The queue manager also maintains a history log 208.
[0022] The crawl process 201 gets a project from the crawl queue,
and scans ("crawls") the library file store to find files belonging
to the project that have been modified, created or deleted since
the last crawl. The crawl process creates a listfile 209 for the
project, containing an entry for each such file. When it has
finished processing a project, the crawl process moves the project
to the extract queue. The crawl process uses a pair of retrieval
log files, referred to as the old retlog 210 and the new retlog
211. The old retlog contains file names and time stamps of the
files that have been retrieved in the last crawl; the new retlog
contains file names and time stamps of the files that have been
retrieved in the current crawl.
[0023] The extract process 202 gets a project from the extract
queue. It then processes the project's listfile 209, by extracting
indexing data from the project documents. The indexing data is
added to the project's listfile, along with other custom data, to
produce an expanded listfile 212. When it has finished processing a
project, the extract process moves the project to the build
queue.
[0024] The build process 203 retrieves projects from the build
queue, and identifies the index associated with the first project,
using the index mapping table. The build process then updates that
index with changes from all queued projects associated with that
index. When the index is updated with changes from a project, the
build process moves that project to the history log 208.
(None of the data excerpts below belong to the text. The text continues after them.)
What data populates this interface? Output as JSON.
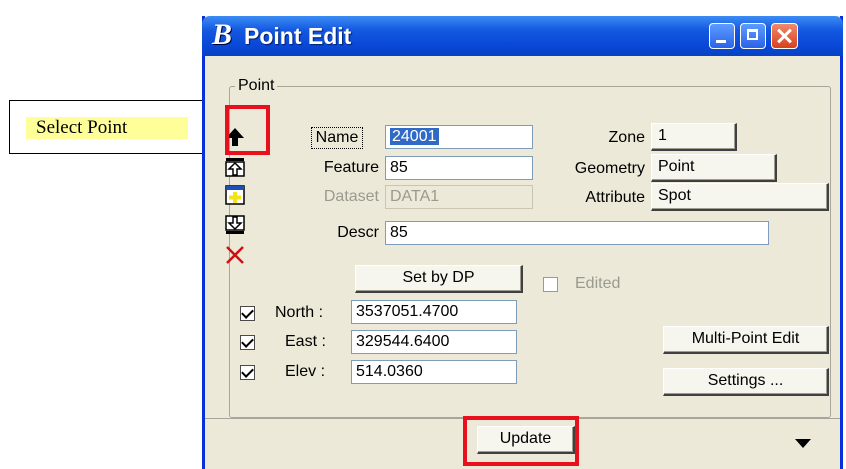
{
  "callout": {
    "text": "Select Point"
  },
  "window": {
    "title": "Point Edit",
    "logo": "B"
  },
  "group": {
    "title": "Point"
  },
  "tools": [
    {
      "icon": "up-arrow-icon"
    },
    {
      "icon": "first-point-icon"
    },
    {
      "icon": "add-point-icon"
    },
    {
      "icon": "last-point-icon"
    },
    {
      "icon": "delete-x-icon"
    }
  ],
  "fields": {
    "name": {
      "label": "Name",
      "value": "24001"
    },
    "feature": {
      "label": "Feature",
      "value": "85"
    },
    "dataset": {
      "label": "Dataset",
      "value": "DATA1"
    },
    "descr": {
      "label": "Descr",
      "value": "85"
    }
  },
  "zone": {
    "label": "Zone",
    "value": "1"
  },
  "geometry": {
    "label": "Geometry",
    "value": "Point"
  },
  "attribute": {
    "label": "Attribute",
    "value": "Spot"
  },
  "set_by_dp": "Set by DP",
  "edited": {
    "label": "Edited",
    "checked": false
  },
  "coords": {
    "north": {
      "label": "North :",
      "value": "3537051.4700",
      "checked": true
    },
    "east": {
      "label": "East :",
      "value": "329544.6400",
      "checked": true
    },
    "elev": {
      "label": "Elev :",
      "value": "514.0360",
      "checked": true
    }
  },
  "buttons": {
    "multi_point_edit": "Multi-Point Edit",
    "settings": "Settings ...",
    "update": "Update"
  },
  "colors": {
    "highlight_red": "#e8101c",
    "titlebar_blue": "#0a49d8",
    "callout_yellow": "#ffff99"
  }
}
[0025] The indexer also maintains a cache store, referred to as the
shadow library 213, which holds a copy of the extracted indexing
data and custom data for each document. This is organised in a
hierarchical tree structure similar to that of the library file
store, so that the cached data for a document can be accessed given
the library address and path of the document. The shadow library is
updated by the extract process whenever a document is updated or
its metadata changes. As will be shown, the shadow library can be
used instead of the library file store for purposes such as index
rebuilding, avoiding the need to extract the indexing data from the
documents.
[0026] The extract process 202 is likely to be the main bottleneck
of the indexing system, because extracting indexing information
from documents is very expensive in terms of resources. For this
reason, a number of instances of the extract process can be run in
parallel on parallel servers.
[0027] The various components of the indexer will now be described
in more detail.
The Queue Manager
[0028] The queue manager 204 is implemented as an API module. Each
of the indexing processes (crawl, extract and build) can call the
API in order to manage work flow through the system. Each queue is
a directory and project entries within a queue are simple state
files.
[0029] The input to the crawl queue 205 is managed by finding all
projects that are eligible for crawling and determining which is
the most eligible. More specifically, when the crawl process
requests a project, the queue manager performs the following steps
in an atomic operation: [0030] Retrieves a working-set list of
currently active projects. [0031] Adds to this list any projects
for which the project metadata has changed. [0032] Removes from the
list those projects which are currently in the extract or build
queues. [0033] Determines the most eligible project to crawl as the
one which is least recently processed i.e. the oldest project
record in the history log (taking into account that absence from
the log means that the project is even older and more worthy of
crawling). [0034] The most eligible project is placed in the crawl
queue and given to the crawl process.
[0035] It can be seen that only active projects are selected as
candidates for crawling and hence for indexing. This helps to
reduce the workload of the indexer, and to speed up incremental
index updates.
[0036] While the crawl is in progress, the project remains in the
crawl queue; there will only ever be one project in the crawl
queue, it is the active project. On successful completion, the
project is moved to the extract queue. If the crawl fails or no
document changes are detected, the project is moved directly to the
history log; it is still eligible for crawling, but at this point
it will be the least eligible.
[0037] The extract queue 206 is a first-in-first-out (FIFO) list:
projects are added to in the extract queue after being crawled, and
they are removed in the same order.
[0038] The extract queue can be used in a multi-processing
environment, so as to allow it to be accessed by multiple extract
processes (one on each available server). The queue manager uses
non-mandatory file locking on project state files to ensure that a
project is extracted by a single dedicated extract process.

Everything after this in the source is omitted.